The following interview was published in the July 2010 issue of Film Monitor. Restrepo has since been nominated for Best Documentary in the upcoming Academy Awards.
After I told co-director Tim Hetherington that I had seen his film before the interview, he asked me if I had seen it in the theaters or from a DVD screener. He stated it would make quite a difference because, with its experiential quality, Restrepo is made for the big screen. Hetherington, whose background is in still photography, has also worked as a cameraman in movies over the years. He started his collaboration with Sebastian Junger when he was a contributing photographer for Vanity Fair.
Film Monitor: When I watched the film, I got a sense you two are trying to preserve the reality without manipulating the footages.
Tim Hetherington: Absolutely. We wanted to bring the viewers that reality as close as possible in this 90-minute documentary war film. You can make still images or write articles about the war, but nothing can immerse you into the reality except for broadcast; when the image is contextualized with sound. You can look at a photograph, but when it comes to movement, it doesn’t bring it home as close to the situation like film would do. Especially for combat, film brings out the nuances and the many layers to it.
Your film puts the audience right into the action.
Yes. The idea was to make a special war film. At the time, there were a lot of great reporters out there making various commentaries on the war. A lot have been written. But we haven’t really experienced the war. We are kind of disconnected from the actual war on the ground. We see crafted, three-minute news pieces that are formatted in a way that doesn’t allow the viewers to fully engage with the situation. The format is for a news slot, a time cruncher that has to fit with the program. We thought that we want to make is a very strong and massive film that gives you a soldier’s perspective on war. It is a good starting point for discussion on the war.
The film gives an impression that you two have a great rapport with your subjects—the soldiers.
We are reporters, so our job is to report. At the same time, we are physically embedded in the American army. But this doesn’t mean that we are emotionally embedded. I think it is very difficult to obtain objectivity in a war when people are trying to kill you. There were many times we were in situations that we could have been killed. To try to report on the people who tried to kill us, or be objective about that, is very difficult. So we were actually seeking complete subjective. Even that you are subjective, it doesn’t mean that you can’t be honest or truthful. To be subjective and truthful at the same time seemed like the most honest path to tell the story.
You’ve covered different armed conflict around the world for the past decade. What interests you in the topic?

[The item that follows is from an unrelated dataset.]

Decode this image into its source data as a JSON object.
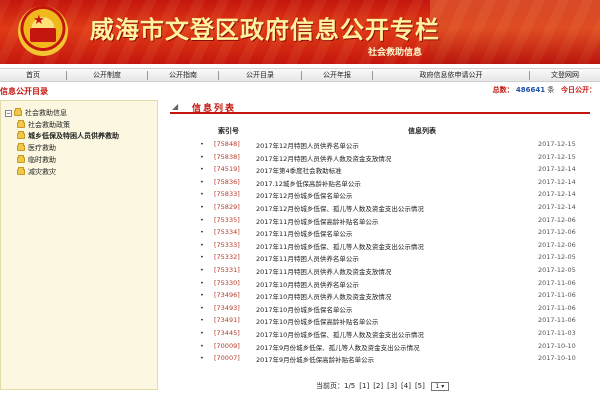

I never intended to become a war photographer or war journalist. If you asked me ten years ago if I would be doing this job, I would have laughed at you. I was working in the UK and I became interested in the subject of young men in conflicts. In 1999, someone asked me to go to Liberia by chance. I’d never been to the African continent before then. I ended up staying in West Africa for seven years. If you were in West Africa in the late 1990’s, there were a number of conflicts. People ended up asking me to cover the conflicts. This just led me to this road to become an image-maker covering the conflicts. In 2003, I covered the war in Liberia. I was the cameraman on a film about it. The film is very much inside the war machine in Liberia, just as this film [Restrepo] is pretty much in the American war machine in Afghanistan.
How do you think your approach as a still photographer is different from your approach as a filmmaker?
I think that coming from a stills background is very beneficial to working in the movie image because being a still photographer means that you’re very incisive about what images you’re choosing. I’m always looking for telling objects and details all the time. I bring in a photographer’s eye for detail. That is very useful. In the film, you see moments like the ammunition casings drops into a soldier’s shoe, or when the smoke is rising from the cigarette. Those are the kind of photographic moments I noticed because I’m a photographer.
Besides the two of you, were there any other crew members during the shooting of the film?
No. We had a camera operator in Italy [for the soldiers’ interviews after their deployment]. But in terms of Afghanistan, it was just Sebastian and I. We also financed the film ourselves and National Geographic came on at the end and bought the finished film.
How difficult was the financing?
I lived in apartment with a bed and two broken shelves for a year with nothing else in it. I couldn’t afford to ship any of my furniture to my apartment. Basically, we were broke and it was really hard. We had to dig into our pockets to pay for the editing. Looking back, it was a crazy thing to do. We took a big chance.
What do you make of the comparisons to The Hurt Locker?
I really like The Hurt Locker. It is a great fictional war film. The main difference is that our film is non-fiction. This is the real hurt locker. I like The Hurt Locker but there are fictional elements in there. Soldiers that I’ve spoken to pointed out how certain things wouldn’t exist in real life. That’s Hollywood. I think our film really presents the real thing and that’s what makes it really powerful.